Effective Use of K12 Data
There are some very important issues we need to confront in our use of K12 achievement data. The first is the difference between explanation and prediction, which is covered in this excellent paper. In essence, in explanatory modeling we test hypotheses about the causes of the effects we observe. In contrast, in predictive modeling we forecast future effects that will be produced by a set of causes we observe, given an underlying theory that relates them to each other.
The second issue is the difference between the types of evidence (this chart provides a handy guide to this issue). At the top of the evidence pyramid are meta-analyses, which combine the results from different studies based on the strength of the methodologies they have used. Single studies based on solid data and analysis are in the middle. And anecdotes -- which too often seem to be given great weight in K12 discussions -- are at the bottom.

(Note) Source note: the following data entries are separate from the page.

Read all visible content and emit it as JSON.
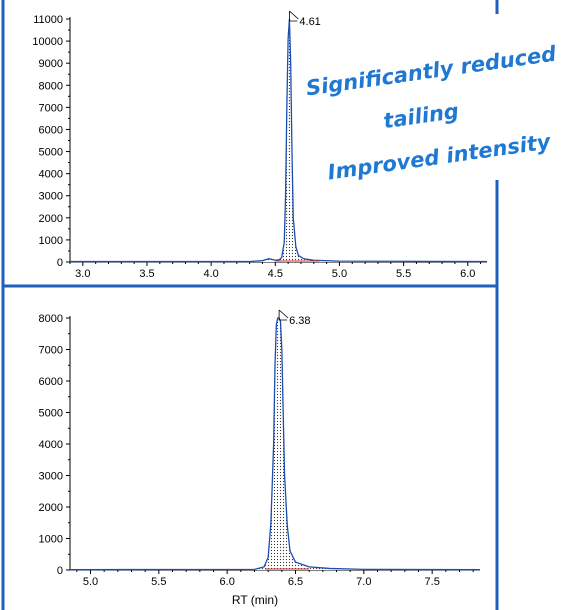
{
  "colors": {
    "frame": "#1f5fbf",
    "trace": "#1a4fb0",
    "fill_dots": "#333333",
    "baseline_red": "#d03030",
    "callout": "#1f78d1"
  },
  "annotation": {
    "lines": [
      "Significantly reduced",
      "tailing",
      "Improved intensity"
    ]
  },
  "chart_data": [
    {
      "type": "line",
      "title": "",
      "xlabel": "",
      "ylabel": "",
      "xlim": [
        2.9,
        6.15
      ],
      "ylim": [
        0,
        11000
      ],
      "xticks": [
        "3.0",
        "3.5",
        "4.0",
        "4.5",
        "5.0",
        "5.5",
        "6.0"
      ],
      "yticks": [
        "0",
        "1000",
        "2000",
        "3000",
        "4000",
        "5000",
        "6000",
        "7000",
        "8000",
        "9000",
        "10000",
        "11000"
      ],
      "peak_label": "4.61",
      "peak": {
        "x": 4.61,
        "y": 11000
      },
      "series": [
        {
          "x": [
            2.9,
            4.3,
            4.4,
            4.45,
            4.5,
            4.53,
            4.55,
            4.57,
            4.58,
            4.59,
            4.6,
            4.61,
            4.62,
            4.63,
            4.64,
            4.66,
            4.68,
            4.72,
            4.8,
            5.0,
            6.15
          ],
          "values": [
            20,
            20,
            60,
            150,
            80,
            100,
            200,
            900,
            3000,
            7000,
            10100,
            11000,
            9000,
            5000,
            2000,
            700,
            300,
            150,
            80,
            40,
            20
          ]
        }
      ]
    },
    {
      "type": "line",
      "title": "",
      "xlabel": "RT (min)",
      "ylabel": "",
      "xlim": [
        4.85,
        7.85
      ],
      "ylim": [
        0,
        8000
      ],
      "xticks": [
        "5.0",
        "5.5",
        "6.0",
        "6.5",
        "7.0",
        "7.5"
      ],
      "yticks": [
        "0",
        "1000",
        "2000",
        "3000",
        "4000",
        "5000",
        "6000",
        "7000",
        "8000"
      ],
      "peak_label": "6.38",
      "peak": {
        "x": 6.38,
        "y": 8000
      },
      "series": [
        {
          "x": [
            4.85,
            6.2,
            6.27,
            6.3,
            6.32,
            6.34,
            6.35,
            6.36,
            6.37,
            6.38,
            6.39,
            6.4,
            6.41,
            6.42,
            6.44,
            6.46,
            6.5,
            6.6,
            6.75,
            7.0,
            7.85
          ],
          "values": [
            10,
            20,
            100,
            400,
            1500,
            4000,
            6500,
            7800,
            8000,
            8000,
            7900,
            7000,
            5000,
            3000,
            1400,
            600,
            250,
            100,
            50,
            20,
            10
          ]
        }
      ]
    }
  ]
}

The third issue is the difference between frequentist and Bayesian statistics. Academics (including not a few people with doctorates in education) are fond of statistical tests like p-values that fundamentally assume the underlying system generating a set of data does not change over time (as is true of most physical systems). In contrast, the social systems that most real-world managers (be they in the private or public sector) have to deal with every day have data generating processes that are constantly evolving. As such, rather than traditional frequentist statistics, real world managers use Bayesian statistics. This difference is explained more fully in this paper. The essence of the Bayesian approach is that you start with a prior view -- for example, one based on accumulated research findings (or, even better, meta-analyses that summarize them) -- and then update that prior view using new data you collect, to generate what is called a "posterior" view. This becomes your new prior as the cycle of continuous learning repeats.
The fourth issue to keep in mind is that, when you encounter traditional frequentist-based analyses, while reading them and weighing their conclusions you should keep in mind criticisms that have been leveled at this approach (most famously by John Ioannidis). You can read three of these critiques here, here, and here. And here is a damning new report which finds that most published educational research findings (usually based frequentist statistics) have never been replicated.
The fifth issue is the need to become more disciplined about the approach we take to "experimenting our way to improved K12 performance." Here is an excellent overview of how to take a systematic approach to integrating ongoing experimentation in the operation of a school, and here is a detailed guide to using this approach. Here is another guide to running experiments in schools, and here is an OpEd by Brookings asking why more schools don't use this approach, and "underinvest in evidence".
Last but not least, when analyze data to draw either explanatory or predictive conclusions, we have to write clearly about our research for the non-quant audiences whom we are trying to convince too accept and implement our recommendations. This recent paper provides an excellent guide to doing just this.
There are some very important issues we need to confront in our use of K12 achievement data. The first is the difference between explanation and prediction, which is covered in this excellent paper. In essence, in explanatory modeling we test hypotheses about the causes of the effects we observe. In contrast, in predictive modeling we forecast future effects that will be produced by a set of causes we observe, given an underlying theory that relates them to each other.
The second issue is the difference between the types of evidence (this chart provides a handy guide to this issue). At the top of the evidence pyramid are meta-analyses, which combine the results from different studies based on the strength of the methodologies they have used. Single studies based on solid data and analysis are in the middle. And anecdotes -- which too often seem to be given great weight in K12 discussions -- are at the bottom.
The third issue is the difference between frequentist and Bayesian statistics. Academics (including not a few people with doctorates in education) are fond of statistical tests like p-values that fundamentally assume the underlying system generating a set of data does not change over time (as is true of most physical systems). In contrast, the social systems that most real-world managers (be they in the private or public sector) have to deal with every day have data generating processes that are constantly evolving. As such, rather than traditional frequentist statistics, real world managers use Bayesian statistics. This difference is explained more fully in this paper. The essence of the Bayesian approach is that you start with a prior view -- for example, one based on accumulated research findings (or, even better, meta-analyses that summarize them) -- and then update that prior view using new data you collect, to generate what is called a "posterior" view. This becomes your new prior as the cycle of continuous learning repeats.
The fourth issue to keep in mind is that, when you encounter traditional frequentist-based analyses, while reading them and weighing their conclusions you should keep in mind criticisms that have been leveled at this approach (most famously by John Ioannidis). You can read three of these critiques here, here, and here. And here is a damning new report which finds that most published educational research findings (usually based frequentist statistics) have never been replicated.
The fifth issue is the need to become more disciplined about the approach we take to "experimenting our way to improved K12 performance." Here is an excellent overview of how to take a systematic approach to integrating ongoing experimentation in the operation of a school, and here is a detailed guide to using this approach. Here is another guide to running experiments in schools, and here is an OpEd by Brookings asking why more schools don't use this approach, and "underinvest in evidence".
Last but not least, when analyze data to draw either explanatory or predictive conclusions, we have to write clearly about our research for the non-quant audiences whom we are trying to convince too accept and implement our recommendations. This recent paper provides an excellent guide to doing just this.